There are some ideas that, no matter how often they rise and how spectacularly they fail, just won't go away. Perpetual motion machines, for example. Passive exercise machines. Diets that work. These technologies sound great in theory, but don't seem to pan out in practice. Add to the list, electric (or largely electric) cars.
People who have looked into the history of automobiles have noted that while electric cars have never managed to rival internal combustion cars for their performance, comfort, reliability, or customer-attractiveness, they persist in inspiring a small segment of the public. And would-be social engineers have always loved them.
As Robert Bryce points out in his book Power Hungry, electric cars are the "Next Big Thing. And they always will be." Bryce observes that EV-boosters have been flogging electric cars since 1911, when the New York Times declared that "the electric car "has long been recognized as the ideal solution" because it "is cleaner and quieter" and "much more economical." Of course, that all depends on how you define "ideal" and "economical."
Let's talk economics first.

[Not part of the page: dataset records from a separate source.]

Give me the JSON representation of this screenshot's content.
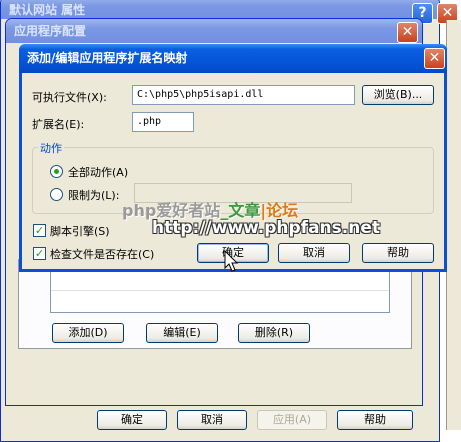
{
  "back_window": {
    "title": "默认网站 属性",
    "buttons": {
      "ok": "确定",
      "cancel": "取消",
      "apply": "应用(A)",
      "help": "帮助"
    }
  },
  "mid_window": {
    "title": "应用程序配置",
    "buttons": {
      "add": "添加(D)",
      "edit": "编辑(E)",
      "delete": "删除(R)"
    }
  },
  "dialog": {
    "title": "添加/编辑应用程序扩展名映射",
    "exe_label": "可执行文件(X):",
    "exe_value": "C:\\php5\\php5isapi.dll",
    "browse_label": "浏览(B)...",
    "ext_label": "扩展名(E):",
    "ext_value": ".php",
    "actions_group": "动作",
    "all_verbs": "全部动作(A)",
    "limit_to": "限制为(L):",
    "limit_value": "",
    "script_engine": "脚本引擎(S)",
    "check_file": "检查文件是否存在(C)",
    "ok": "确定",
    "cancel": "取消",
    "help": "帮助"
  },
  "watermark": {
    "part1": "php爱好者站",
    "part2": "_文章",
    "part3": "|论坛",
    "url": "http://www.phpfans.net"
  },
  "colors": {
    "xp_blue": "#0555d9",
    "dialog_bg": "#ece9d8"
  }
}
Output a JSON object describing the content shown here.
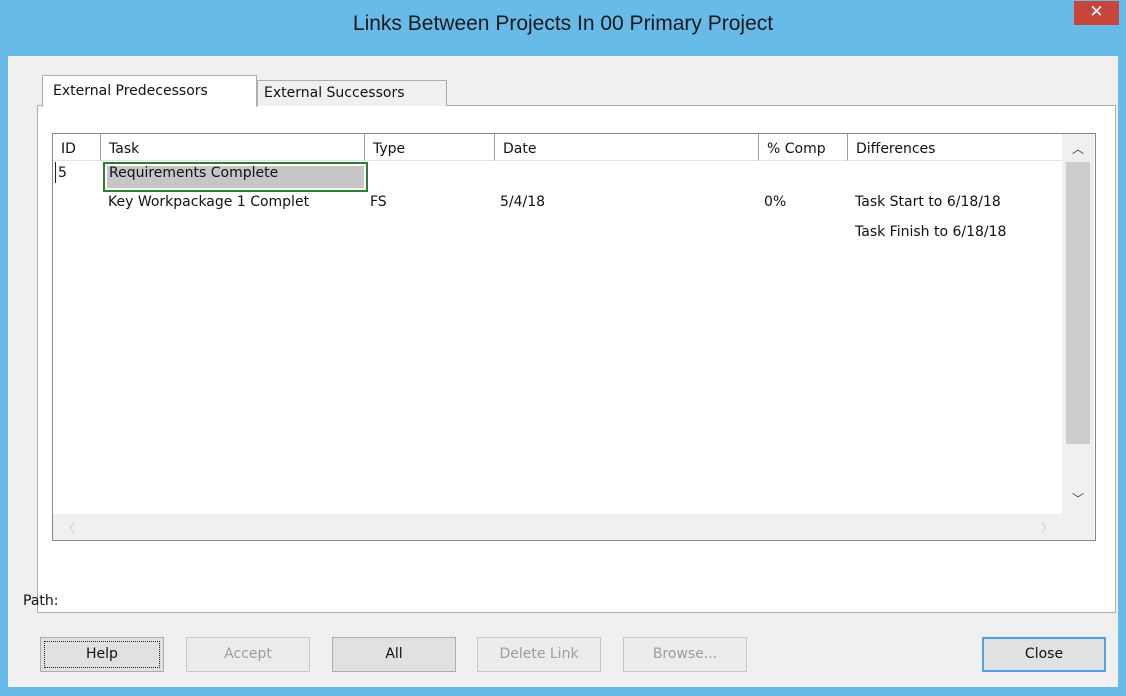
{
  "window": {
    "title": "Links Between Projects In 00 Primary Project",
    "close_glyph": "✕"
  },
  "tabs": [
    {
      "label": "External Predecessors",
      "active": true
    },
    {
      "label": "External Successors",
      "active": false
    }
  ],
  "grid": {
    "columns": [
      "ID",
      "Task",
      "Type",
      "Date",
      "% Comp",
      "Differences"
    ],
    "rows": [
      {
        "id": "5",
        "task": "Requirements Complete"
      },
      {
        "task": "Key Workpackage 1 Complet",
        "type": "FS",
        "date": "5/4/18",
        "pct": "0%",
        "differences": [
          "Task Start to 6/18/18",
          "Task Finish to 6/18/18"
        ]
      }
    ]
  },
  "path": {
    "label": "Path:"
  },
  "buttons": {
    "help": "Help",
    "accept": "Accept",
    "all": "All",
    "delete_link": "Delete Link",
    "browse": "Browse...",
    "close": "Close"
  },
  "colors": {
    "titlebar": "#68bbe9",
    "close_button": "#c7453b",
    "selection_border": "#2d7d32",
    "default_button_border": "#4ea1e4"
  }
}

Electric and hybrid-electric vehicles are more expensive to make and bring in less profit than other cars. They cost more to finance, more to repair, and more to insure. Their sales depend heavily on tax incentives, which means that selling more of them will require more taxpayer dollars. The National Renewable Energy Laboratory (NREL) estimates that plug-in hybrid vehicles cost $3,000 to $7,000 more than regular hybrids, even though the performance differences between the two models are slight, and the really fuel-efficient hybrids cost $12,000 to $18,000 more than the conventional brand. Consider the GM Volt. When it was first announced, the price estimate from General Motors (GM) was $30,000. That soon jumped to $35,000. Today, they sell for nearly $40,000.
Hybrids are also more expensive to insure, which has been known for some time.